No final de Março passado, convidaram Maria Rueff para um serão, para falar, diante de uma plateia concorrida, do que mais lhe importa na vida. A conversa foi gravada no endereço. Aproveito os apontamentos de Maria Zarco:
«Percebe-se o diálogo regular de Maria Rueff com Deus, o seu “amigo de almofada”. Entram juntos em palco e atravessam juntos o dia-a-dia da actriz. Até o humor, que lhe corre nas veias, foi depurado pela fé, a partir de um livro que intitulou de “O Sorriso de Deus”, apenas lembrando bem que o autor era jesuíta. É possível que o título seja antes “Deus Ri: Alegria, Humor e Riso na Vida Espiritual”, de James Martin, SJ. Qualquer que seja o canhenho, aprendeu naquelas páginas a esquivar-se da piada trocista, maldosa, que fere e humilha o caricaturado, para descobrir o lado vitamínico e catártico da comédia, capaz de iluminar um pouco uma existência pejada de claros-escuros. Passou a destrinçar os dois territórios do cómico pela fronteira que as preposições demarcam: “rir com”, nunca “rir de”. E concluiu: “Sinto-me ao serviço do outro e foi assim que resolvi [a questão] no meu coração. Encaro o humor como espelho do outro e não como uma farpa”».
«Lembra-se de um conselho maternal que mais ninguém da sua geração terá recebido, tal a originalidade da senhora: quando faltavam a Rueff umas décimas para entrar em medicina, disse à filha – “Ainda bem, porque a tua vocação é o teatro. Vai antes p’ró Conservatório”. Identifica a marca de Deus na família pela facilidade em falarem uns com os outros: “Em casa, sempre mantivemos o hábito de conversar. (…) Deus está muito, muito presente, é como se estivesse ao meu lado. É uma relação absolutamente íntima, próxima”». Maria Zarco anota que cita de memória e continua: «A conversa flui com ritmo, percebendo-se que Rueff reflecte a sério sobre a vida e a sua condição. A “arte do ridículo” fê-la crescer, distanciando-a de uma dor relativizada, para transfigurar a percepção da vida através da “pirueta” saudável e discernida que o humor opera».
«Adoptou um lema do Papa Francisco “levai a vida com humor”, entendendo-o como aceitação do outro, exactamente como ele é.
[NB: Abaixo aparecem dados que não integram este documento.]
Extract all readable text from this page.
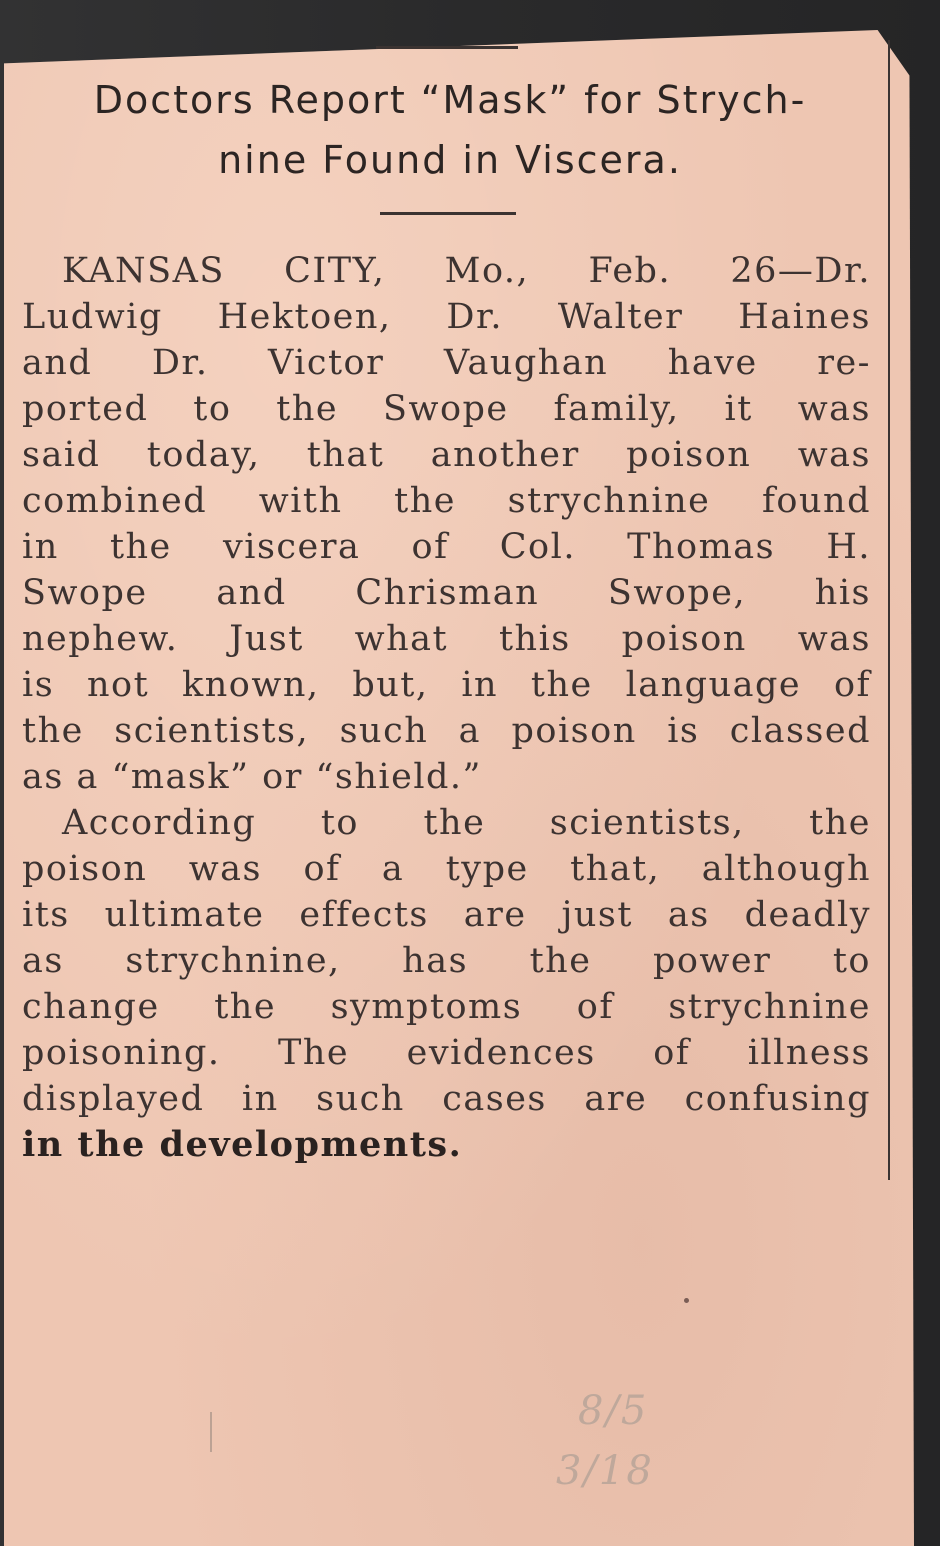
Doctors Report “Mask” for Strych-
nine Found in Viscera.
KANSAS CITY, Mo., Feb. 26—Dr.
Ludwig Hektoen, Dr. Walter Haines
and Dr. Victor Vaughan have re-
ported to the Swope family, it was
said today, that another poison was
combined with the strychnine found
in the viscera of Col. Thomas H.
Swope and Chrisman Swope, his
nephew. Just what this poison was
is not known, but, in the language of
the scientists, such a poison is classed
as a “mask” or “shield.”
According to the scientists, the
poison was of a type that, although
its ultimate effects are just as deadly
as strychnine, has the power to
change the symptoms of strychnine
poisoning. The evidences of illness
displayed in such cases are confusing
in the developments.
8/5
3/18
Exemplificou-o com (…) um contratempo de infância, quando chegou a Lisboa, depois da família perder tudo em África. A catequista queria excluí-la de uma procissão por não ter sapatos pretos! À data, a criatividade da mãe solucionou-lhe o problema: [pintou de preto os únicos sapatos que tinha e a filha pôde participar]. Rueff vê Francisco como alguém que saberia sempre acolher aquela pequenina com os sapatos da cor que fossem».
«O santo da sua devoção, que lhe serve de bússola no trabalho, é o pouco conhecido S. Filipe de Nery (1515-1595) – um italiano jocoso, que não se coibiu de brincar com o Papa e com Santo Inácio de Loyola. Maria chegou a ir à igreja dedicada a Nery, em Roma, onde lhe pediu ajuda para se manter nesse trilho exigente e sub-reptício da comédia bondosa».
«O que Deus lhe pede? “Acho que Ele nos pede escuta”».
«O que lhe falta fazer? “Deus sabe! Agradeço tanto a Deus. Não fiz nada, só recebi, embora trabalhe muito”».
«Está preparada para um dia partir? “Faço muito o exame de consciência, dos jesuítas, e o exercício do perdão. Já pedi perdão a figuras com quem brinquei e poderei ter magoado… Também agradeci a quem devia. Estou preparada para Deus me dizer ‘vá, está na hora’ ”».
«Correm em acelerado aqueles 50 minutos de “flashes” sobre uma vida com garra, graça e atenção aos outros. O olhar lúcido e meigo dá uma imensa frescura ao seu humor, que entra naquele registo raro, imune ao cinismo que cede à piada fácil, amargo-corrosiva. Em Rueff, a vontade de viver aproxima-a de quem a rodeia, para “amar o outro como ele é. É isso que o humorista faz, de alguma forma”».
Não preciso de assinar este artigo, basta agradecer à Maria Zarco as frases que copiei do seu bloco de notas.